14 March is Commonwealth Day and it will be observed here in London with a special service at Westminster Abbey attended by Her Majesty the Queen, as Head of the Commonwealth.
Today the Commonwealth acts as ‘inclusive network for mutual support, development and growth of opportunity and rights for all’, says Commonwealth Secretary-General Kamalesh Sharma, which all sounds very familiar … !
It is no coincidence that many INTO member trusts are from countries also belonging to the Commonwealth – common language, common legal system, common bonds, common values.
Like the Commonwealth, INTO acts as a supranational platform through which to provide professional advice and coordination between the Trusts. It also offers smaller nations the opportunity to have their views and opinions heard on an international stage.
So, on the eve of Commonwealth Day, we look back to the first International Conference of National Trusts, held in 1978 and hosted by the National Trust for Scotland, which brought together the Trusts of the world for the first time. From then, the Conference crossed the globe: USA, Australia, UK, Bermuda, New Zealand, Gelderland, Puerto Rico, Alice Springs, Edinburgh (the 10th International Conference of National Trusts in 2003 set out the parameters of the organisation that would become INTO), Washington DC, New Delhi (held in 2007, when INTO was formally launched) and from there to Dublin (2009), Victoria, Canada (2011), Entebbe, Uganda (2013) and Cambridge, England (2015).
And now we look ahead to the Bali Conference in 2017 which will explore the role heritage trusts can play in enabling communities to strengthen their cultural heritage and improve their quality of life while conserving their environment.
Closer to home, today I enjoyed a family visit to Kingston Lacy, an Italianate Palazzo in the heart of Dorset. Bequeathed to the National Trust in 1981, it is a trip around the world in an afternoon, a true evocation of the Grand Tour – the 18th Century equivalent of a ‘gap year’ – undertaken by William John Bankes two hundred years ago. Rather than bringing back endless photographs and tacky souvenirs, Grand Tourers filled crates with paintings, sculptures and a love of ancient classical architecture.

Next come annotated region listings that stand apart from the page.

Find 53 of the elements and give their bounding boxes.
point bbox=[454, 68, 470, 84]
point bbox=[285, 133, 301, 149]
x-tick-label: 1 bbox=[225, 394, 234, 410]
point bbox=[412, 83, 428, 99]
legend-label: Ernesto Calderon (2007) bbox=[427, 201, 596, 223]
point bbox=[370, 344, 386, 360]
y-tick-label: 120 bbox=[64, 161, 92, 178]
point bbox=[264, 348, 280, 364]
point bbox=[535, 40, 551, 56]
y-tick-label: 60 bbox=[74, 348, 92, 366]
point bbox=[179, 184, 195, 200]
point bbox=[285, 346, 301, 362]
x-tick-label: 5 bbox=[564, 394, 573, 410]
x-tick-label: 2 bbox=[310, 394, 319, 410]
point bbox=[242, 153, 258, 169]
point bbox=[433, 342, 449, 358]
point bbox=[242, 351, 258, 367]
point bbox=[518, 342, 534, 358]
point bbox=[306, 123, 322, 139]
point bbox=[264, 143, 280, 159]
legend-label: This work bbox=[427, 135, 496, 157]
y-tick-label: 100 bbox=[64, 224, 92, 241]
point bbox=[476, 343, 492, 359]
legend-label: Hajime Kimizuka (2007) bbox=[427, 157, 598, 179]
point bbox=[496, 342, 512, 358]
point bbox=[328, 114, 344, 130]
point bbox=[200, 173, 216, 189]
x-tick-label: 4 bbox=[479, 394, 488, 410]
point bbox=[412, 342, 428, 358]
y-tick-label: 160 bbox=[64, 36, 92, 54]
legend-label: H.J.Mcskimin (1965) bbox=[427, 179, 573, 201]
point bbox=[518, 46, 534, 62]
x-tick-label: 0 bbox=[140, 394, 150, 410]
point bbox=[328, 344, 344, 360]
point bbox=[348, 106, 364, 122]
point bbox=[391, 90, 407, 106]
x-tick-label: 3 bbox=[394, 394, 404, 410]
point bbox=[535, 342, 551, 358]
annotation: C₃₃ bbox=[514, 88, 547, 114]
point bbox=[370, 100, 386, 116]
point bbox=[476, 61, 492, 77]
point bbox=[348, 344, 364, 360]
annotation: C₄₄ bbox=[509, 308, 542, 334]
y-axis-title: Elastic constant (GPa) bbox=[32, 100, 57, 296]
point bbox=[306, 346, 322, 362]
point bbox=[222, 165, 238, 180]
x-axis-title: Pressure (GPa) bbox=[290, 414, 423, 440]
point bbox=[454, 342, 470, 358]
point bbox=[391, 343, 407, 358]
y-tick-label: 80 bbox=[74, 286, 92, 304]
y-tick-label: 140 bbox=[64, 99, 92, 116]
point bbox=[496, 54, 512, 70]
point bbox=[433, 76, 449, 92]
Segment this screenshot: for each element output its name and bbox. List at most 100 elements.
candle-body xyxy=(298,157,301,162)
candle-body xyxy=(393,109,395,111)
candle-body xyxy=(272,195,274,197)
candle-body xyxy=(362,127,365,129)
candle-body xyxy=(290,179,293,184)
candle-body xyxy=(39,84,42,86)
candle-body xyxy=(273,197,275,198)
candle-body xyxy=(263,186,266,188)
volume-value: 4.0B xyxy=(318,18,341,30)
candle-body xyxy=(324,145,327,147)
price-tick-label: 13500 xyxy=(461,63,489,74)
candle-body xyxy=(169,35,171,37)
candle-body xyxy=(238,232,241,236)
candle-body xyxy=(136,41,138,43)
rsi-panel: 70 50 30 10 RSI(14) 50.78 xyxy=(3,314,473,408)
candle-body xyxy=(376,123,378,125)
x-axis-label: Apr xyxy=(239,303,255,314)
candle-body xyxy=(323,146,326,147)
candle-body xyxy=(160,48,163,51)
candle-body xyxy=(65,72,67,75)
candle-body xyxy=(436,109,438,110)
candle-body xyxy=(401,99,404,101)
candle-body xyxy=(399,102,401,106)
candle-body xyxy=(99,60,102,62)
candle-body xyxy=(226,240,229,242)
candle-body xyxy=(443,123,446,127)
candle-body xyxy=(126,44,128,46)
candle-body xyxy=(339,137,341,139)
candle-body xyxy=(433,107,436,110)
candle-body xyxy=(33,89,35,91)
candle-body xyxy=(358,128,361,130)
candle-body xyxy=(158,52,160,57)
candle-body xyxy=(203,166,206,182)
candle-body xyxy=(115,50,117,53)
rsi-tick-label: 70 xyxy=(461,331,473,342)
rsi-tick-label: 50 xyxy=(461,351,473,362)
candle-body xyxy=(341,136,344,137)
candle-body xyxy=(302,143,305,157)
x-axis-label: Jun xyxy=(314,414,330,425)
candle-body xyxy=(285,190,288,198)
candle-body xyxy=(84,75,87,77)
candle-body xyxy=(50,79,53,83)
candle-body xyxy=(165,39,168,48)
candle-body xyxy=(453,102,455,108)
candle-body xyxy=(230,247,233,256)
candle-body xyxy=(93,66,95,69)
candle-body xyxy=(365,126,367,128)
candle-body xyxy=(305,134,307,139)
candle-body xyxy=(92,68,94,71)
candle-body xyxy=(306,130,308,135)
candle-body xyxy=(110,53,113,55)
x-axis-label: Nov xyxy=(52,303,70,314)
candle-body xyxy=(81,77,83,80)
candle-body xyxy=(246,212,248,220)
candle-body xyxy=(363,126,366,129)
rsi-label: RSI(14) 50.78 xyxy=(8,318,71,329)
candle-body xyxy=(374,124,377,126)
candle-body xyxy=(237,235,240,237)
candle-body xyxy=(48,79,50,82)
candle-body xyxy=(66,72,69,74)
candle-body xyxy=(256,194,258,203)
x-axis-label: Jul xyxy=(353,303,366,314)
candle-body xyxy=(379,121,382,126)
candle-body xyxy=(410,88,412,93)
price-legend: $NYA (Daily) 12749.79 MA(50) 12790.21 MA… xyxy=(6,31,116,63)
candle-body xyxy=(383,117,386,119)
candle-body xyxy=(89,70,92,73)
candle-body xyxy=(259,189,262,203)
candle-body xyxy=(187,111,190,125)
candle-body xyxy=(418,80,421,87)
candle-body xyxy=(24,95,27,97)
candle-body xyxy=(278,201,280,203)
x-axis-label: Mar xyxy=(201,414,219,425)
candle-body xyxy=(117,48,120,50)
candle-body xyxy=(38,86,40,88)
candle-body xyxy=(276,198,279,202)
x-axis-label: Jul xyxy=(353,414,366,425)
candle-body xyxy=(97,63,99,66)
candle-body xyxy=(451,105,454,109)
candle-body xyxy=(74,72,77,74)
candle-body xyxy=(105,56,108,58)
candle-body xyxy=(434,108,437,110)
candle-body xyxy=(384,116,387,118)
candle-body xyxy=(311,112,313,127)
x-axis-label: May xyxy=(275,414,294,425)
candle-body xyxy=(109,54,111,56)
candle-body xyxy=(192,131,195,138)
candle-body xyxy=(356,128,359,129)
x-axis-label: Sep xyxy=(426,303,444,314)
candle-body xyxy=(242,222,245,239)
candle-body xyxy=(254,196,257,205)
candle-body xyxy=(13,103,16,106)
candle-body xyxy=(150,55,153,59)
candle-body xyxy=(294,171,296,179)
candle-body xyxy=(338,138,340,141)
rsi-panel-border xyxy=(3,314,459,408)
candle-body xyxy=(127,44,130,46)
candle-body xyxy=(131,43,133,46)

Wikipedia calls Bankes a ‘an explorer, Egyptologist and adventurer’ and the home he had remodelled to reflect his travels includes the Spanish room lined with Venetian gilded leather and Spanish paintings; a set of doors from the Vatican; a collection of Old Masters featuring Titian, Rubens, Tintoretto and Velázquez; the Guido Reni ceiling fresco from Bologna; an extensive collection of Egyptian artefacts including several obelisks (Bankes also visited Palmyra and Petra); the Japanese Garden … I could go on (there is more information about Kingston Lacy’s treasures here) but suffice it to say that Kingston Lacy is joyful international feast – and a Grand Day Out!